Um terceiro aspecto é a verificação que ocorreu um dano. O jovem médico deixa de passar visita num determinado dia no paciente internado que acompanha há alguns dias porque foi deslocado, de última hora, para atender no Pronto Socorro. A conduta do paciente é “automaticamente” mantida e pela falta do re-exame evolutivo, uma intercorrência somente é percebida no dia seguinte com evidente comprometimento do prognóstico.

Um  quarto aspecto é a correta interpretação que o dano em análise foi de fato causado pela quebra do dever profissional estabelecido. No exemplo acima, se o jovem médico foi prudente em ter avisado à Chefia que ordenou a tarefa diária sobre o dever que ficaria em descoberto é fundamental para um juízo sobre a imputação no dano. Alguém pode entender que o jovem médico deveria ter dado uma “fugida” para evoluir o paciente. Poder, poderia, mas será que deveria estando em Pronto Socorro?

Em Pesquisa clínica, a relação causa-efeito sobre danos nem sempre fica clara. Coincidências existem. Há chance de haver um juízo pela probabilidade de o dano ter ocorrido devido à inovação em teste e um outro associando-o à evolução da doença em si.  O ponto fundamental é o dever estabelecido no consentimento do paciente esclarecido pelo pesquisador.

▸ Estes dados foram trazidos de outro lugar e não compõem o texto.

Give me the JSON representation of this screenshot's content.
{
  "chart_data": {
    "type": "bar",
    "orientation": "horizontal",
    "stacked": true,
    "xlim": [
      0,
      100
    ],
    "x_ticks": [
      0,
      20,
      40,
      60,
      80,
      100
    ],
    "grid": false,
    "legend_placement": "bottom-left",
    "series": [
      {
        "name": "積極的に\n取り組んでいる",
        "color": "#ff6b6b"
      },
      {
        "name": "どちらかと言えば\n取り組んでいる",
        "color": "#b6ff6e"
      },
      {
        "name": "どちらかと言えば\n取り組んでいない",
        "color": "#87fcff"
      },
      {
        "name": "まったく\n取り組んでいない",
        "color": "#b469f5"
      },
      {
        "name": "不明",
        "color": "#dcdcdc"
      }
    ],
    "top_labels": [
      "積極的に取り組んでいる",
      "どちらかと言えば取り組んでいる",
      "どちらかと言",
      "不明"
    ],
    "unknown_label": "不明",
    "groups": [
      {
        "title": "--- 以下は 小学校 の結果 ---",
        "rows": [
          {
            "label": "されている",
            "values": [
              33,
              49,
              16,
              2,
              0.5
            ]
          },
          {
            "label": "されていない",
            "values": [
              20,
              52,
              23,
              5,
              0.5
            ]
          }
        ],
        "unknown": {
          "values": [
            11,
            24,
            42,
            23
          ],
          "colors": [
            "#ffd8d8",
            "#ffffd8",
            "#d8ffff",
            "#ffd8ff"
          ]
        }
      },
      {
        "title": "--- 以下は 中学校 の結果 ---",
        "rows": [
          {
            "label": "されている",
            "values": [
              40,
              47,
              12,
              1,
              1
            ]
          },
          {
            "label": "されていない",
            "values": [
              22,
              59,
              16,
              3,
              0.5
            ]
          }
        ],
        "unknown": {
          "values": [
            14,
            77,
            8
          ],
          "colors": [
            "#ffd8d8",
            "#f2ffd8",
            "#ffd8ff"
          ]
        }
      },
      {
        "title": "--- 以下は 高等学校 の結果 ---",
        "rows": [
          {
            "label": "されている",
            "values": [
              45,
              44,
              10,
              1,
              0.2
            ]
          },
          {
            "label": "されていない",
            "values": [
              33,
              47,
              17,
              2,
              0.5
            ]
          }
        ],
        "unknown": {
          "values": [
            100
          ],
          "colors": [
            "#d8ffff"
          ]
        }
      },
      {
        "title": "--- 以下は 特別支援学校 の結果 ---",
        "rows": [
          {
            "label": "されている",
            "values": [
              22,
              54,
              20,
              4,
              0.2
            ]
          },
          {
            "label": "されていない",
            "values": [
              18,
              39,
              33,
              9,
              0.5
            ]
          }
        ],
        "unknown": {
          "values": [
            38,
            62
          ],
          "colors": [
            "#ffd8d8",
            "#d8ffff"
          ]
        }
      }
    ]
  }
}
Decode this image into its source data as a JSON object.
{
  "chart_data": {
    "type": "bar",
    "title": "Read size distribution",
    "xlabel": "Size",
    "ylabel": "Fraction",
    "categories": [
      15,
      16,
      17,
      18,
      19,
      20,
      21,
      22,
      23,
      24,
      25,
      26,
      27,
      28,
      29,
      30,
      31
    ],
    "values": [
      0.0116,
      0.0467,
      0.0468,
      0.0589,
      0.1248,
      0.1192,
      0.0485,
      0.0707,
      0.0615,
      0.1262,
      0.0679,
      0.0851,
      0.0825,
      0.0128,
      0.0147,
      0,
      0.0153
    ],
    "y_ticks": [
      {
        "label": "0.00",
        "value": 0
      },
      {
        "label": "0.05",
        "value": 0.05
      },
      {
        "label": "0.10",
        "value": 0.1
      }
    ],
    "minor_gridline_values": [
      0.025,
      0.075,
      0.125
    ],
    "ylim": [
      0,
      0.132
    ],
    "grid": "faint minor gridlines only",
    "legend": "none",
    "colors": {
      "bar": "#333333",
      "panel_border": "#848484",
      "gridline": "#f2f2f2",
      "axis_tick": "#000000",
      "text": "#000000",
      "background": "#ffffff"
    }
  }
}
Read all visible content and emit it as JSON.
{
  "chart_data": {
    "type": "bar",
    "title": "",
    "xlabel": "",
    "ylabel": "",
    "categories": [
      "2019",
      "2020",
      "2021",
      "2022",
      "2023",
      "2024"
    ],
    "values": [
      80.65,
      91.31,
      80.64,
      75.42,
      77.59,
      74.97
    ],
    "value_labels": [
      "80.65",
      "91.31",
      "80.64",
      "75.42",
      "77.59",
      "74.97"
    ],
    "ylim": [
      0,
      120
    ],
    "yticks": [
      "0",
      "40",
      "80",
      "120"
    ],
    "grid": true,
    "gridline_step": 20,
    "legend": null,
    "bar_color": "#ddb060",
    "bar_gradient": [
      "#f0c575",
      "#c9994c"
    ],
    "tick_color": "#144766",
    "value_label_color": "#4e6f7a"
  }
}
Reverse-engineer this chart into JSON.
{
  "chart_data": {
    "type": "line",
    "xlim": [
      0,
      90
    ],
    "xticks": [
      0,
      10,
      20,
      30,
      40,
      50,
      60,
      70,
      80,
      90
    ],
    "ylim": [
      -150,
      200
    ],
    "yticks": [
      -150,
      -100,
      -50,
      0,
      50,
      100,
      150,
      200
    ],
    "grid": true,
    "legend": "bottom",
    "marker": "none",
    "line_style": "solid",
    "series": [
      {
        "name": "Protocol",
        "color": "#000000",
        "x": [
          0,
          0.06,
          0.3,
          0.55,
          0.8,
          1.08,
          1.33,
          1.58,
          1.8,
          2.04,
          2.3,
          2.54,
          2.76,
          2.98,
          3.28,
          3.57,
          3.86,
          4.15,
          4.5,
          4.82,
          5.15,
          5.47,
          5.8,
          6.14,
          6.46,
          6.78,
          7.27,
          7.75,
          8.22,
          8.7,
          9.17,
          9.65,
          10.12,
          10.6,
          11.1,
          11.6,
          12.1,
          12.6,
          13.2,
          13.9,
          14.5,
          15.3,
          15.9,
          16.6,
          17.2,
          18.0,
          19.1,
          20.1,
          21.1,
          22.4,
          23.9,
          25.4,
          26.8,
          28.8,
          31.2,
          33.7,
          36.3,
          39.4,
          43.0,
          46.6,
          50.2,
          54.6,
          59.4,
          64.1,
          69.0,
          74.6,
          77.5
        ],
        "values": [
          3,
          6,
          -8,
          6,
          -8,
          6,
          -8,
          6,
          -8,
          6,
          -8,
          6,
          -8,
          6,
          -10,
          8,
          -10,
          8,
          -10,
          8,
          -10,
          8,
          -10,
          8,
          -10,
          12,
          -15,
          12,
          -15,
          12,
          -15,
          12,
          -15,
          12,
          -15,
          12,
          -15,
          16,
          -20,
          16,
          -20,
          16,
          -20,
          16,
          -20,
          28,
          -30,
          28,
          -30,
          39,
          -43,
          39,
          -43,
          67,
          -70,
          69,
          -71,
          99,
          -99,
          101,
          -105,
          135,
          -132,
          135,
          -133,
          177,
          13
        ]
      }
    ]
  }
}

Recordemos alguns direitos do médico expressos no Código de Ética Médica vigente:

III – Apontar falhas em normas, contratos e práticas internas das instituições em que trabalhe quando as julgar indignas do exercício da profissão ou prejudiciais a si mesmo, ao paciente ou a terceiros, devendo dirigir-se, nesses casos, aos órgãos competentes e, obrigatoriamente, à comissão de ética e ao Conselho Regional de Medicina de sua jurisdição.

IV – Recusar-se a exercer sua profissão em instituição pública ou privada onde as condições de trabalho não sejam dignas ou possam prejudicar a própria saúde ou a do paciente, bem como a dos demais profissionais. Nesse caso, comunicará imediatamente sua decisão à comissão de ética e ao Conselho Regional de Medicina.

V – Suspender suas atividades, individualmente ou coletivamente, quando a instituição pública ou privada para a qual trabalhe não oferecer condições adequadas para o exercício profissional ou não o remunerar digna e justamente, ressalvadas as situações de urgência e emergência, devendo comunicar imediatamente sua decisão ao Conselho Regional de Medicina. 

E ao mesmo tempo, a fábula que indaga: “Quem é que vai amarrar o guizo no pescoço do gato?”.  Alô criatividade!